Si optaron por hacer el curso de Circuitos de RF no debieran perdérsela.
El Prof. Lee dará otra muy interesante presentación sobre los inicios de la ingeniería eléctrica el Miércoles 14 a las 18 en el aulario en el marco del evento de festejo de los 80 años del IIE. Se enviará invitación en breve.
Saludos,
Fernando
El Instituto de Ingeniería Eléctrica de la Universidad de la República y el Capítulo Uruguay de la Sociedad de Circuitos y Sistemas del IEEE invitan a la conferencia:
Dark Secrets of RF Design
Thomas Lee, Stanford University
Lunes 12 de Diciembre, 17:30 hs, salón 720 (Verde)
Facultad de Ingeniería, J. Herrera y Reissig 565
Abstract: RF design remains such a mystery to many engineers that it seems that a pointy hat and arcane Latin incantations are needed to make oscillators oscillate and amplifiers amplify (and not vice-versa). Part of the mystery has to do with the many ways that ever-present parasitics undergo surprising impedance transformations, as well as the sometimes counterintuitive ways that noise manifests itself in amplifiers, oscillators and mixers. This talk will attempt to answer frequently-asked questions about these and other RF-related topics.
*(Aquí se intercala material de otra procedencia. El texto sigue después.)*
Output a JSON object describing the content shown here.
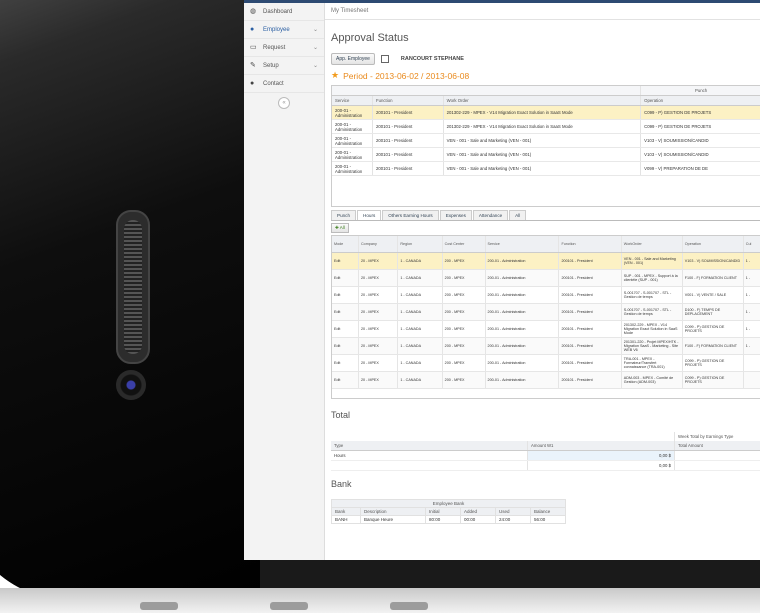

It is hoped that attendees will ask additional questions that they would like answered.
Bio: Thomas Lee received his degrees from MIT where his 1989 thesis described the world's first CMOS radio. He has been at Stanford University since 1994, having previously worked at Analog Devices, Rambus and other companies. He's helped design PLLs for several microprocessors (notably AMD's K6-K7-K8 and DEC's StrongARM), and has founded or cofounded several companies, including the first 3D memory company, Matrix Semiconductor (acquired by Sandisk), and IoE companies ZeroG Wireless (acquired by Microchip) and Ayla Networks. He is an IEEE and Packard Foundation Fellow, has won "Best Paper" awards at CICC and ISSCC, was awarded the 2011 Ho-Am Prize in Engineering, as well as an honorary doctorate from the University of Waterloo. He is a past Director of DARPA's Microsystems Technology Office, holds 70 patents, and owns about 200 oscilloscopes, thousands of vacuum tubes, and kilograms of obsolete semiconductors. No one, including himself, quite knows why.